CHRIS VERSACE: Good morning, Action Alerts Plus members. It's Tuesday, August 23. And after yesterday's sell-off, stocks are moving higher, even though the flash August PMI data that we got for Japan, the Eurozone, the UK, and the US all moved lower month over month, reigniting recession concerns.

On a positive note, the PMI data said inflation did get better month over month. But it's still stubbornly persistent on a year-over-year basis. It also indicated that companies are starting to feel the pinch, if you will, of higher interest rates.

The PMI reports also show that supply chains continue to improve. But let's remember, as we discussed yesterday, the rate of improvement for supply chains is going to be slowed down a little bit by some of the issues we're seeing on the power front.

Remember, in China, they are actually cutting power to industrial firms, as well as Rhine issues and water issues are limiting hydrow power over in the Eurozone, as well. Now, let's dig a little deeper into the flash August PMI for the US.

Manufacturing fell month over month. A little better than expected, but still contracted month over month. The services business, however, totally fell, missing expectations, falling even further than expected. The commonality between both the manufacturing and the services sector-- the big fall in new orders, which points to further slowing in the domestic economy month over month.

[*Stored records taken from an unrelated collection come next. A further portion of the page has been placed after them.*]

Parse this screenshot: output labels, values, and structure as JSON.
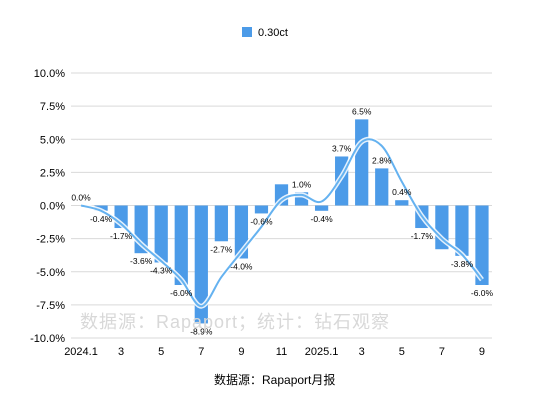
{
  "chart_data": {
    "type": "bar",
    "categories": [
      "2024.1",
      "2",
      "3",
      "4",
      "5",
      "6",
      "7",
      "8",
      "9",
      "10",
      "11",
      "12",
      "2025.1",
      "2",
      "3",
      "4",
      "5",
      "6",
      "7",
      "8",
      "9"
    ],
    "x_tick_labels": [
      "2024.1",
      "",
      "3",
      "",
      "5",
      "",
      "7",
      "",
      "9",
      "",
      "11",
      "",
      "2025.1",
      "",
      "3",
      "",
      "5",
      "",
      "7",
      "",
      "9"
    ],
    "series": [
      {
        "name": "0.30ct",
        "values": [
          0.0,
          -0.4,
          -1.7,
          -3.6,
          -4.3,
          -6.0,
          -8.9,
          -2.7,
          -4.0,
          -0.6,
          1.6,
          1.0,
          -0.4,
          3.7,
          6.5,
          2.8,
          0.4,
          -1.7,
          -3.3,
          -3.8,
          -6.0
        ],
        "labels": [
          "0.0%",
          "-0.4%",
          "-1.7%",
          "-3.6%",
          "-4.3%",
          "-6.0%",
          "-8.9%",
          "-2.7%",
          "-4.0%",
          "-0.6%",
          "",
          "1.0%",
          "-0.4%",
          "3.7%",
          "6.5%",
          "2.8%",
          "0.4%",
          "-1.7%",
          "",
          "-3.8%",
          "-6.0%"
        ],
        "color": "#4c9be8"
      }
    ],
    "trendline": {
      "values": [
        0.0,
        -0.4,
        -1.4,
        -2.9,
        -4.2,
        -5.6,
        -7.6,
        -5.4,
        -3.5,
        -1.6,
        0.4,
        0.8,
        0.3,
        2.2,
        4.8,
        4.5,
        1.8,
        -0.8,
        -2.5,
        -3.7,
        -5.6
      ],
      "color": "#65b2f0"
    },
    "ylim": [
      -10,
      10
    ],
    "y_ticks": [
      -10,
      -7.5,
      -5,
      -2.5,
      0,
      2.5,
      5,
      7.5,
      10
    ],
    "y_tick_labels": [
      "-10.0%",
      "-7.5%",
      "-5.0%",
      "-2.5%",
      "0.0%",
      "2.5%",
      "5.0%",
      "7.5%",
      "10.0%"
    ],
    "legend_position": "top-center",
    "grid": "horizontal"
  },
  "watermark": "数据源：Rapaport；统计：钻石观察",
  "source_note": "数据源：Rapaport月报"
}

To that, we can add some comments from Macy's, that it sees some concerns about consumers cutting back discretionary spending. Putting all of that together, it really confirms some of the moves that we've made in the portfolio over the last few months, adding more inelastic business model-type companies, the likes of which we have American Waterworks and PepsiCo.

Now, the market might be moving a little higher today. Reason being, it's probably thinking that, hm, with the economy continuing to slow, the Fed might slow down its rate of interest-rate increases. But we would remind members that later in the week, we have another piece of inflation data, the July PCE price index that we're going to have to really understand what it says about the pace of inflation.

Remember, too, that PCE price index is a key inflation indicator for the Fed. So we're not out of the woods just yet. And again, all of this is going to be put into the cocktail mixer, if you will, as we adjust expectations for what Fed Chair Powell is likely to say on Friday at Jackson Hole.

Now, yesterday, we put some money to work in the shares of Verizon, really following up from our comments last week about the sell-off in the shares. There's a couple of reasons that we did this. First and foremost is the shares are below the dividend yield, where they tend to bottom out. That's right around 5.1%. That indicates that we should see a real floor in the shares around the $50, $51 level.

So without question, the shares are cheap. We're also coming up on a dividend-increase announcement. Historically, Verizon has done that in early September. So that's right around the quarter. That could be a modest positive catalyst for the shares. But more likely than not, as concerns about the speed of the economy and a potential recession return, we will see investors flock back to more defensive names.

And we think about the increasing use of wireless. Is that any longer a discretionary purchase? Certainly not. It's a need to have, almost a utility that in today's connected world you can't go without.

So that was the reason why we waded into Verizon shares yesterday. And if the shares pull back a little further, we're likely to, once again, add to the position. That's a wrap for today's rundown. Thanks for joining us. We'll see you tomorrow.